Begrenzte Möglichkeiten

Grundsätzlich stehen in Capture One auch am iPad die wichtigsten Bearbeitungsfunktionen zur Auswahl. Darunter die Möglichkeit den Weißabgleich anzupassen, die Belichtung samt Kontrast und Helligkeit einzustellen oder den Weiß- und Schwarzpunkt zu manipulieren. Außerdem gibt es Tools für die Rauschreduzierung, das Schärfen und zur Einstellung von Klarheit und einer Vignette. Der "Color Editor" erlaubt darüber hinaus, alle Farben einzeln zu bearbeiten. Wie von der Desktopversion bekannt, kann man somit sowohl den Farbton, dessen Sättigung als auch die Helligkeit nach Belieben anpassen.

Wer seine Bildbearbeitung manuell vornimmt, stößt hier jedoch an seine Grenzen. Im Gegensatz zu Lightroom fehlen Kurven und die Möglichkeit einer lokalen Bearbeitung des Bilds. Es gibt weder einen Pinsel noch die Möglichkeit, lineare oder radiale Verläufe einzufügen, um zum Beispiel den Himmel abzudunkeln oder aufzuhellen.
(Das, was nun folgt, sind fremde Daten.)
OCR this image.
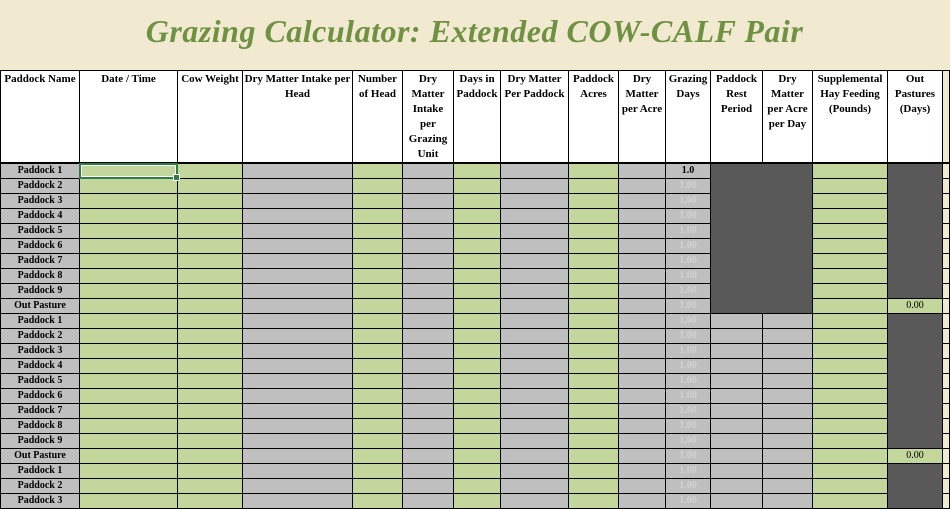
Grazing Calculator: Extended COW-CALF Pair
Paddock Name	Date / Time	Cow Weight	Dry Matter Intake per Head	Number of Head	Dry Matter Intake per Grazing Unit	Days in Paddock	Dry Matter Per Paddock	Paddock Acres	Dry Matter per Acre	Grazing Days	Paddock Rest Period	Dry Matter per Acre per Day	Supplemental Hay Feeding (Pounds)	Out Pastures (Days)	
Paddock 1										1.0					
Paddock 2										1.00					
Paddock 3										1.00					
Paddock 4										1.00					
Paddock 5										1.00					
Paddock 6										1.00					
Paddock 7										1.00					
Paddock 8										1.00					
Paddock 9										1.00					
Out Pasture										1.00				0.00	
Paddock 1										1.00					
Paddock 2										1.00					
Paddock 3										1.00					
Paddock 4										1.00					
Paddock 5										1.00					
Paddock 6										1.00					
Paddock 7										1.00					
Paddock 8										1.00					
Paddock 9										1.00					
Out Pasture										1.00				0.00	
Paddock 1										1.00					
Paddock 2										1.00					
Paddock 3										1.00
Wählt man im Menü Schwarz/Weiß aus, kann man die einzelnen Farbkanäle manipulieren, um den gewünschten Kontrast zu erzielen.
Foto: Screenshot / Capture One

Damit gleicht der Funktionsumfang kostenfreien Apps wie Googles Snapseed, das wegen seiner einfachen Bedienbarkeit bereits seit Jahren auf vielen Handys und Tablets installiert ist. Teilweise bietet die App sogar Funktionen, die in der Betaversion von Capture One derzeit noch fehlen. Darunter die Möglichkeit, die Perspektive zu ändern. Heißt: Die horizontale und vertikale Neigung einer Aufnahme anzupassen, damit zum Beispiel Gebäude nicht mehr nach hinten kippen. Oder auch die Möglichkeit, die Belichtung mittels Kurven anzupassen. Ein Feature, das man in keiner ernstzunehmenden Bearbeitungs-App vermissen will.
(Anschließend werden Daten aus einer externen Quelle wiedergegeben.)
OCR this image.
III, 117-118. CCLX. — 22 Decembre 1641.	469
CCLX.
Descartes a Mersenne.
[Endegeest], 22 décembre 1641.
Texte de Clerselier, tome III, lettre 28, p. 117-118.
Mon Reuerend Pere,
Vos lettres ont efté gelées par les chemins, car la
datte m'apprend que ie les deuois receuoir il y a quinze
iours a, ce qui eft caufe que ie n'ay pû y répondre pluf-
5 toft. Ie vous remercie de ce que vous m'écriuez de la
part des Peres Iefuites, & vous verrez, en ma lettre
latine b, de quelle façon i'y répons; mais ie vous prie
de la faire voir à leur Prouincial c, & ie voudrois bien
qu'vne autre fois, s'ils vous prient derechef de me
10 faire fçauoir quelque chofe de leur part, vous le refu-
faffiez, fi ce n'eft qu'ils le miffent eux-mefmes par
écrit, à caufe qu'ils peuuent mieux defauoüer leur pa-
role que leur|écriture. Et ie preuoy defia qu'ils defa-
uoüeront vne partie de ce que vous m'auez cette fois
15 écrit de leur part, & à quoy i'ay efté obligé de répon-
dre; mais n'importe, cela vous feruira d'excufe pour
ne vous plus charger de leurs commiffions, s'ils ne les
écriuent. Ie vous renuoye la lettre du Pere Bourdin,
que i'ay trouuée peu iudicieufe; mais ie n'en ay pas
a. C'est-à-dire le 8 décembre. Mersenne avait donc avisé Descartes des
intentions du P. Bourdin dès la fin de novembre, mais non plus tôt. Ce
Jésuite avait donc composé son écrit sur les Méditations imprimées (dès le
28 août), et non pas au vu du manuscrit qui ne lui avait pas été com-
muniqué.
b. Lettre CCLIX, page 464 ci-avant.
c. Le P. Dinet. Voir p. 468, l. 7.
Prominent platziert ist stattdessen ein Menüpunkt mit sogenannten "Styles" und Presets, mit denen bestimmte Voreinstellungen sofort übernommen werden können. Dabei handelt es sich um fertige Bearbeitungen, die einen gewissen Stil verfolgen. Darunter finden sich Schwarz-Weiß-Bearbeitungen, die besonders für Porträts passen sollen. Oder auch solche für Landschaftsaufnahmen. Meist unterscheiden sie sich in der Farbgebung, aber auch im Kontrast. Diese sollen wahrscheinlich bei der raschen Bearbeitung von Schnappschüssen helfen, die man auf Instagram posten will.

Optimiert für mobile Nutzung

Apropos: Beim Export kann man aussuchen, ob man das Foto in voller Auflösung speichern möchte oder dieses für das Web oder Instagram optimieren will. Dabei werden stets die Dimensionen in Pixeln und eine geschätzte Dateigröße angezeigt. Außerdem hat man hier die Möglichkeit, ein Wasserzeichen anzubringen oder den Dateinamen zu ändern.
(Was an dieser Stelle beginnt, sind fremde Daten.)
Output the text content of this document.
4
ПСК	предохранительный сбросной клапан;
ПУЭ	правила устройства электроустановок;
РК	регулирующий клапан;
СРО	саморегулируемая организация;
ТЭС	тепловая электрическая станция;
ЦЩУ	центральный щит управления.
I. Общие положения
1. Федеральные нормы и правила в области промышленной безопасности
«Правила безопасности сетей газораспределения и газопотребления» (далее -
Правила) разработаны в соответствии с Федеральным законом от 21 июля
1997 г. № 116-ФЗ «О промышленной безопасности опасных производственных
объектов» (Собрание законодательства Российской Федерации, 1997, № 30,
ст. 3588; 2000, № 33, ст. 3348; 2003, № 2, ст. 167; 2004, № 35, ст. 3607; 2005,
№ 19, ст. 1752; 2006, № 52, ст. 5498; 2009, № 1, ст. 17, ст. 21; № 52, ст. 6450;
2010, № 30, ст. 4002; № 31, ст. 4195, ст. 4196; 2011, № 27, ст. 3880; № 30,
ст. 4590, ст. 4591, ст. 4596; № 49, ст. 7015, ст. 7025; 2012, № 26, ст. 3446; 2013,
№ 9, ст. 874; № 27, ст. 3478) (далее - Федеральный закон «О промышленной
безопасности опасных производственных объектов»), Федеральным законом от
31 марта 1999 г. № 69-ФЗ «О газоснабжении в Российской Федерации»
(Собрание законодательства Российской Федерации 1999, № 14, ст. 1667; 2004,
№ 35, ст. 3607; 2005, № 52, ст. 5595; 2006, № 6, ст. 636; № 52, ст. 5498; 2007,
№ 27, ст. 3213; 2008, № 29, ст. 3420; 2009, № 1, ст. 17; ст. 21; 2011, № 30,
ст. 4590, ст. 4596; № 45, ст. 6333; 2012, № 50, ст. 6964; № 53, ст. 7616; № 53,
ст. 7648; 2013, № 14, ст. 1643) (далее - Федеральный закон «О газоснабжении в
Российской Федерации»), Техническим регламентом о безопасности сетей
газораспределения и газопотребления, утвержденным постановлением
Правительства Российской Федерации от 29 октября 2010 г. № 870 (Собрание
Fast unbrauchbar ist bisher das Cropping-Tool. Während beim Drehen eines Bilds bei den meisten Programmen ein Raster eingeblendet wird, fehlt dieses bei Capture One noch. Dadurch wird es zu einem Glücksspiel, wenn man zum Beispiel einen Horizont begradigen möchte, da genaue Einstellungen kaum möglich sind.

Fazit

Wie umfangreich die App beim Release der Vollversion tatsächlich sein wird, kann wie erwähnt noch nicht gesagt werden. Bereits angekündigt wurde bisher die Möglichkeit, Bilder via Cloud zwischen Tablet und Computer zu synchronisieren. Damit soll eine zu Hause begonnene Bearbeitung nahtlos fortgesetzt werden können. Außerdem soll es in der Zukunft möglich sein, Tethering zu nutzen. Auch die Editierung mittels Masken soll nachgeliefert werden, obwohl unklar ist, wann es so weit sein wird.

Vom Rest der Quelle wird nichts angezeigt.